The Intoxicating Liquor (Amendment) Bill 2017 allowing alcohol to be sold will be the law for Good Friday 2018.

The 90-year ban is over but it never stopped people from trying.

Years ago, a bunch of famous writers suddenly developed a deep love for all things canine and made their way to the annual dog show at the Royal Dublin arena.

It transpired of course that Patrick Kavanagh and Brendan Behan had discovered that the old Protestant establishment place served drink in the member's lounge at the dog show.

Stories that Behan scooped up a stray poodle and made his way inside and that Patrick Kavanagh paid a young lady to 'rent ' her dog to him for a brief while have never been confirmed.

What did happen, apparently, was a crush of strange dog fanciers at the following year's show on Good Friday as all and sundry figured out that the only place in Dublin with beer was the canine carnival.

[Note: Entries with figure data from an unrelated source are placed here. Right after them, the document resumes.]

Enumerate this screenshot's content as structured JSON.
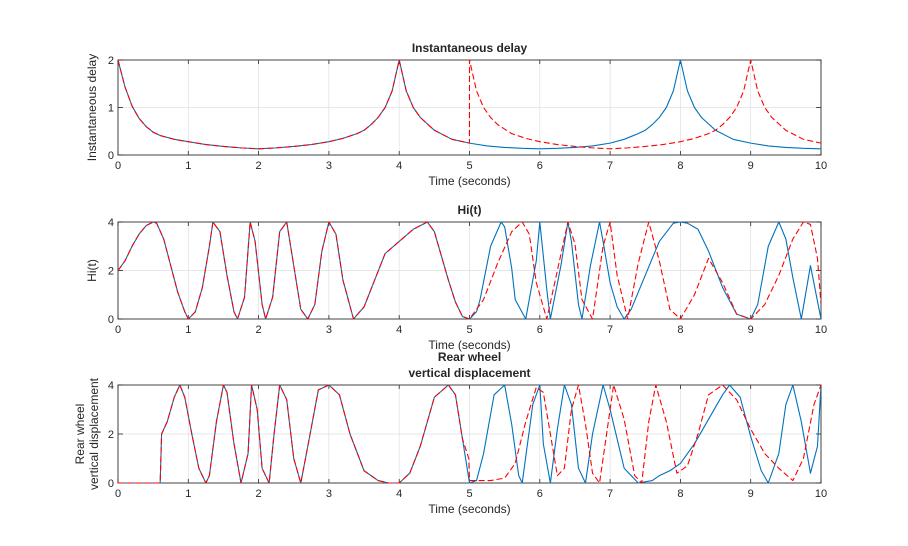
{
  "colors": {
    "blue": "#0072bd",
    "red": "#ff0000",
    "axes": "#262626",
    "grid": "#dfdfdf"
  },
  "chart_data": [
    {
      "type": "line",
      "title": "Instantaneous delay",
      "title_lines": [
        "Instantaneous delay"
      ],
      "xlabel": "Time (seconds)",
      "ylabel": "Instantaneous delay",
      "ylabel_lines": [
        "Instantaneous delay"
      ],
      "xlim": [
        0,
        10
      ],
      "ylim": [
        0,
        2
      ],
      "xticks": [
        "0",
        "1",
        "2",
        "3",
        "4",
        "5",
        "6",
        "7",
        "8",
        "9",
        "10"
      ],
      "yticks": [
        "0",
        "1",
        "2"
      ],
      "grid": true,
      "series": [
        {
          "style": "solid",
          "color": "blue",
          "x": [
            0,
            0.1,
            0.2,
            0.3,
            0.4,
            0.5,
            0.6,
            0.8,
            1,
            1.25,
            1.5,
            1.75,
            2,
            2.25,
            2.5,
            2.75,
            3,
            3.2,
            3.4,
            3.5,
            3.6,
            3.7,
            3.8,
            3.9,
            4,
            4.1,
            4.2,
            4.3,
            4.5,
            4.75,
            5,
            5.25,
            5.5,
            5.75,
            6,
            6.25,
            6.5,
            6.75,
            7,
            7.2,
            7.4,
            7.5,
            7.6,
            7.7,
            7.8,
            7.9,
            8,
            8.1,
            8.2,
            8.3,
            8.5,
            8.75,
            9,
            9.25,
            9.5,
            9.75,
            10
          ],
          "y": [
            2,
            1.43,
            1.03,
            0.77,
            0.6,
            0.48,
            0.41,
            0.33,
            0.28,
            0.22,
            0.18,
            0.15,
            0.13,
            0.15,
            0.18,
            0.22,
            0.28,
            0.35,
            0.45,
            0.52,
            0.64,
            0.79,
            1.0,
            1.35,
            2,
            1.35,
            1.0,
            0.79,
            0.52,
            0.33,
            0.25,
            0.19,
            0.16,
            0.14,
            0.13,
            0.14,
            0.16,
            0.19,
            0.25,
            0.33,
            0.45,
            0.52,
            0.64,
            0.79,
            1.0,
            1.35,
            2,
            1.35,
            1.0,
            0.79,
            0.52,
            0.33,
            0.25,
            0.19,
            0.16,
            0.14,
            0.13
          ]
        },
        {
          "style": "dashed",
          "color": "red",
          "x": [
            0,
            0.1,
            0.2,
            0.3,
            0.4,
            0.5,
            0.6,
            0.8,
            1,
            1.25,
            1.5,
            1.75,
            2,
            2.25,
            2.5,
            2.75,
            3,
            3.2,
            3.4,
            3.5,
            3.6,
            3.7,
            3.8,
            3.9,
            4,
            4.1,
            4.2,
            4.3,
            4.5,
            4.75,
            4.999,
            5,
            5.1,
            5.2,
            5.3,
            5.4,
            5.6,
            5.8,
            6,
            6.25,
            6.5,
            6.75,
            7,
            7.25,
            7.5,
            7.75,
            8,
            8.2,
            8.4,
            8.5,
            8.6,
            8.7,
            8.8,
            8.9,
            9,
            9.1,
            9.2,
            9.3,
            9.5,
            9.75,
            10
          ],
          "y": [
            2,
            1.43,
            1.03,
            0.77,
            0.6,
            0.48,
            0.41,
            0.33,
            0.28,
            0.22,
            0.18,
            0.15,
            0.13,
            0.15,
            0.18,
            0.22,
            0.28,
            0.35,
            0.45,
            0.52,
            0.64,
            0.79,
            1.0,
            1.35,
            2,
            1.35,
            1.0,
            0.79,
            0.52,
            0.33,
            0.25,
            2,
            1.35,
            1.0,
            0.79,
            0.64,
            0.45,
            0.35,
            0.28,
            0.22,
            0.18,
            0.15,
            0.13,
            0.15,
            0.18,
            0.22,
            0.28,
            0.35,
            0.45,
            0.52,
            0.64,
            0.79,
            1.0,
            1.35,
            2,
            1.35,
            1.0,
            0.79,
            0.52,
            0.33,
            0.25
          ]
        }
      ]
    },
    {
      "type": "line",
      "title": "Hi(t)",
      "title_lines": [
        "Hi(t)"
      ],
      "xlabel": "Time (seconds)",
      "ylabel": "Hi(t)",
      "ylabel_lines": [
        "Hi(t)"
      ],
      "xlim": [
        0,
        10
      ],
      "ylim": [
        0,
        4
      ],
      "xticks": [
        "0",
        "1",
        "2",
        "3",
        "4",
        "5",
        "6",
        "7",
        "8",
        "9",
        "10"
      ],
      "yticks": [
        "0",
        "2",
        "4"
      ],
      "grid": true,
      "series": [
        {
          "style": "solid",
          "color": "blue",
          "x": [
            0,
            0.1,
            0.2,
            0.3,
            0.4,
            0.5,
            0.55,
            0.65,
            0.75,
            0.85,
            0.95,
            1.0,
            1.1,
            1.2,
            1.3,
            1.35,
            1.45,
            1.55,
            1.65,
            1.7,
            1.8,
            1.88,
            1.95,
            2.05,
            2.1,
            2.2,
            2.3,
            2.4,
            2.5,
            2.6,
            2.7,
            2.8,
            2.9,
            3.0,
            3.1,
            3.2,
            3.35,
            3.5,
            3.65,
            3.8,
            4.0,
            4.2,
            4.4,
            4.5,
            4.6,
            4.7,
            4.8,
            4.9,
            5.0,
            5.1,
            5.15,
            5.3,
            5.45,
            5.5,
            5.6,
            5.65,
            5.8,
            5.95,
            6.0,
            6.1,
            6.15,
            6.3,
            6.4,
            6.45,
            6.55,
            6.6,
            6.72,
            6.85,
            6.9,
            7.0,
            7.1,
            7.2,
            7.3,
            7.5,
            7.7,
            7.9,
            8.0,
            8.1,
            8.25,
            8.4,
            8.6,
            8.8,
            9.0,
            9.1,
            9.25,
            9.4,
            9.5,
            9.6,
            9.72,
            9.85,
            10
          ],
          "y": [
            2,
            2.4,
            3,
            3.5,
            3.85,
            4,
            3.95,
            3.3,
            2.2,
            1.1,
            0.3,
            0,
            0.3,
            1.3,
            3.0,
            4,
            3.6,
            1.8,
            0.3,
            0,
            0.9,
            4,
            3.2,
            0.6,
            0,
            0.9,
            3.6,
            4,
            2.2,
            0.4,
            0,
            0.6,
            2.8,
            4,
            3.5,
            1.6,
            0,
            0.5,
            1.6,
            2.7,
            3.2,
            3.7,
            4,
            3.6,
            2.6,
            1.6,
            0.7,
            0.1,
            0,
            0.3,
            0.8,
            3.0,
            4,
            3.8,
            2.1,
            0.8,
            0,
            2.4,
            4,
            1.2,
            0,
            2.2,
            4,
            3.2,
            0.6,
            0,
            2.2,
            4,
            3.2,
            1.5,
            0.5,
            0,
            0.4,
            1.8,
            3.2,
            3.95,
            4,
            3.95,
            3.7,
            2.8,
            1.3,
            0.2,
            0,
            0.6,
            3.0,
            4,
            3.3,
            1.7,
            0,
            2.2,
            0
          ]
        },
        {
          "style": "dashed",
          "color": "red",
          "x": [
            0,
            0.1,
            0.2,
            0.3,
            0.4,
            0.5,
            0.55,
            0.65,
            0.75,
            0.85,
            0.95,
            1.0,
            1.1,
            1.2,
            1.3,
            1.35,
            1.45,
            1.55,
            1.65,
            1.7,
            1.8,
            1.88,
            1.95,
            2.05,
            2.1,
            2.2,
            2.3,
            2.4,
            2.5,
            2.6,
            2.7,
            2.8,
            2.9,
            3.0,
            3.1,
            3.2,
            3.35,
            3.5,
            3.65,
            3.8,
            4.0,
            4.2,
            4.4,
            4.5,
            4.6,
            4.7,
            4.8,
            4.9,
            5.0,
            5.2,
            5.4,
            5.6,
            5.75,
            5.85,
            5.95,
            6.1,
            6.25,
            6.4,
            6.5,
            6.6,
            6.75,
            6.9,
            7.0,
            7.1,
            7.25,
            7.4,
            7.55,
            7.7,
            7.85,
            8.0,
            8.2,
            8.4,
            8.6,
            8.8,
            9.0,
            9.2,
            9.4,
            9.6,
            9.75,
            9.85,
            9.95,
            10
          ],
          "y": [
            2,
            2.4,
            3,
            3.5,
            3.85,
            4,
            3.95,
            3.3,
            2.2,
            1.1,
            0.3,
            0,
            0.3,
            1.3,
            3.0,
            4,
            3.6,
            1.8,
            0.3,
            0,
            0.9,
            4,
            3.2,
            0.6,
            0,
            0.9,
            3.6,
            4,
            2.2,
            0.4,
            0,
            0.6,
            2.8,
            4,
            3.5,
            1.6,
            0,
            0.5,
            1.6,
            2.7,
            3.2,
            3.7,
            4,
            3.6,
            2.6,
            1.6,
            0.7,
            0.1,
            0,
            0.8,
            2.3,
            3.6,
            4,
            3.5,
            1.5,
            0,
            2.0,
            4,
            3.1,
            0.8,
            0,
            3.0,
            4,
            1.8,
            0,
            2.3,
            4,
            2.4,
            0.4,
            0,
            1.0,
            2.5,
            1.5,
            0.2,
            0,
            0.6,
            1.8,
            3.3,
            4,
            3.9,
            2.5,
            0.6
          ]
        }
      ]
    },
    {
      "type": "line",
      "title": "Rear wheel vertical displacement",
      "title_lines": [
        "Rear wheel",
        "vertical displacement"
      ],
      "xlabel": "Time (seconds)",
      "ylabel": "Rear wheel vertical displacement",
      "ylabel_lines": [
        "Rear wheel",
        "vertical displacement"
      ],
      "xlim": [
        0,
        10
      ],
      "ylim": [
        0,
        4
      ],
      "xticks": [
        "0",
        "1",
        "2",
        "3",
        "4",
        "5",
        "6",
        "7",
        "8",
        "9",
        "10"
      ],
      "yticks": [
        "0",
        "2",
        "4"
      ],
      "grid": true,
      "series": [
        {
          "style": "solid",
          "color": "blue",
          "x": [
            0,
            0.6,
            0.62,
            0.7,
            0.8,
            0.88,
            0.95,
            1.05,
            1.15,
            1.25,
            1.3,
            1.4,
            1.5,
            1.55,
            1.65,
            1.75,
            1.85,
            1.9,
            1.98,
            2.05,
            2.15,
            2.22,
            2.3,
            2.4,
            2.5,
            2.6,
            2.7,
            2.85,
            3.0,
            3.15,
            3.3,
            3.5,
            3.7,
            3.85,
            4.0,
            4.15,
            4.3,
            4.5,
            4.7,
            4.8,
            4.9,
            5.0,
            5.1,
            5.2,
            5.35,
            5.5,
            5.6,
            5.7,
            5.75,
            5.9,
            6.0,
            6.05,
            6.15,
            6.25,
            6.35,
            6.45,
            6.55,
            6.65,
            6.75,
            6.9,
            7.0,
            7.2,
            7.4,
            7.6,
            7.7,
            7.85,
            8.0,
            8.2,
            8.4,
            8.6,
            8.7,
            8.85,
            9.0,
            9.15,
            9.25,
            9.4,
            9.5,
            9.6,
            9.72,
            9.85,
            9.95,
            10
          ],
          "y": [
            0,
            0,
            2,
            2.5,
            3.5,
            4,
            3.5,
            2,
            0.6,
            0,
            0.3,
            2.5,
            4,
            3.7,
            1.6,
            0,
            1.2,
            4,
            3.0,
            0.6,
            0,
            2.0,
            4,
            3.4,
            1.0,
            0,
            1.5,
            3.8,
            4,
            3.6,
            2.0,
            0.5,
            0.1,
            0,
            0,
            0.4,
            1.5,
            3.5,
            4,
            3.6,
            1.8,
            0,
            0.1,
            1.2,
            3.6,
            4,
            2.4,
            0.3,
            0,
            3.2,
            4,
            1.6,
            0,
            2.2,
            4,
            3.2,
            0.6,
            0,
            2.0,
            4,
            3.0,
            0.6,
            0,
            0.1,
            0.3,
            0.5,
            0.8,
            1.6,
            2.6,
            3.6,
            4,
            3.5,
            1.9,
            0.5,
            0,
            1.2,
            3.2,
            4,
            2.5,
            0.4,
            1.5,
            4
          ]
        },
        {
          "style": "dashed",
          "color": "red",
          "x": [
            0,
            0.6,
            0.62,
            0.7,
            0.8,
            0.88,
            0.95,
            1.05,
            1.15,
            1.25,
            1.3,
            1.4,
            1.5,
            1.55,
            1.65,
            1.75,
            1.85,
            1.9,
            1.98,
            2.05,
            2.15,
            2.22,
            2.3,
            2.4,
            2.5,
            2.6,
            2.7,
            2.85,
            3.0,
            3.15,
            3.3,
            3.5,
            3.7,
            3.85,
            4.0,
            4.15,
            4.3,
            4.5,
            4.7,
            4.8,
            4.9,
            4.99,
            5.0,
            5.3,
            5.5,
            5.65,
            5.8,
            5.95,
            6.05,
            6.15,
            6.25,
            6.35,
            6.45,
            6.55,
            6.65,
            6.75,
            6.85,
            6.95,
            7.05,
            7.2,
            7.35,
            7.45,
            7.55,
            7.65,
            7.8,
            7.95,
            8.1,
            8.25,
            8.4,
            8.6,
            8.8,
            9.0,
            9.2,
            9.4,
            9.6,
            9.75,
            9.9,
            10
          ],
          "y": [
            0,
            0,
            2,
            2.5,
            3.5,
            4,
            3.5,
            2,
            0.6,
            0,
            0.3,
            2.5,
            4,
            3.7,
            1.6,
            0,
            1.2,
            4,
            3.0,
            0.6,
            0,
            2.0,
            4,
            3.4,
            1.0,
            0,
            1.5,
            3.8,
            4,
            3.6,
            2.0,
            0.5,
            0.1,
            0,
            0,
            0.4,
            1.5,
            3.5,
            4,
            3.6,
            1.8,
            1.0,
            0.1,
            0.1,
            0.2,
            0.8,
            2.5,
            3.9,
            3.7,
            2.0,
            0.3,
            0.6,
            3.0,
            4,
            2.4,
            0.4,
            0,
            2.0,
            4,
            2.6,
            0.3,
            0,
            2.5,
            4,
            2.5,
            0.4,
            0.7,
            2.0,
            3.6,
            4,
            3.4,
            2.2,
            1.2,
            0.6,
            0.1,
            1.0,
            3.2,
            4
          ]
        }
      ]
    }
  ]
}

Word is that that particular loophole was closed after the show was mobbed. 

However, in recent years a loophole allows drink at the Greyhound racing track on Good Friday so the folks who wouldn’t know a greyhound from a grey moose suddenly discovered that going to the dogs was the place to be Good Friday.

Likewise one never knew Ireland had so many thespian lovers. Productions at the Abbey Theater were allegedly sold out, unrelated of course to the fact that drink was served in the theater bar due to a loophole. Many a thirsty man or woman had their introduction to the arts world enriched on such occasions.

One year, Dublin bar owners came up with another scheme. They opened the pubs but didn't serve beer or any alcohol--only food and soft drinks.

That was the equivalent of showing a drowning man a life raft and then pulling it away.

Some pretended to live by the rules, others served drink out the back as is invariably done in those occasions.

The back door system can be quite complicated, especially in rural areas. Only those in the know are allowed to know the special rap on the back door that results in bottles being handed out.

It was quite common in the old days for all manners of characters to hang around the back door hoping to learn the secret knock.

It was perverse for the Irish of course, to insist on drink the one day they could not have it.

It made many of them even more determined to get one.

They will be out and about this Friday too, mark my words.

It's "Last call for no alcohol" Good Friday.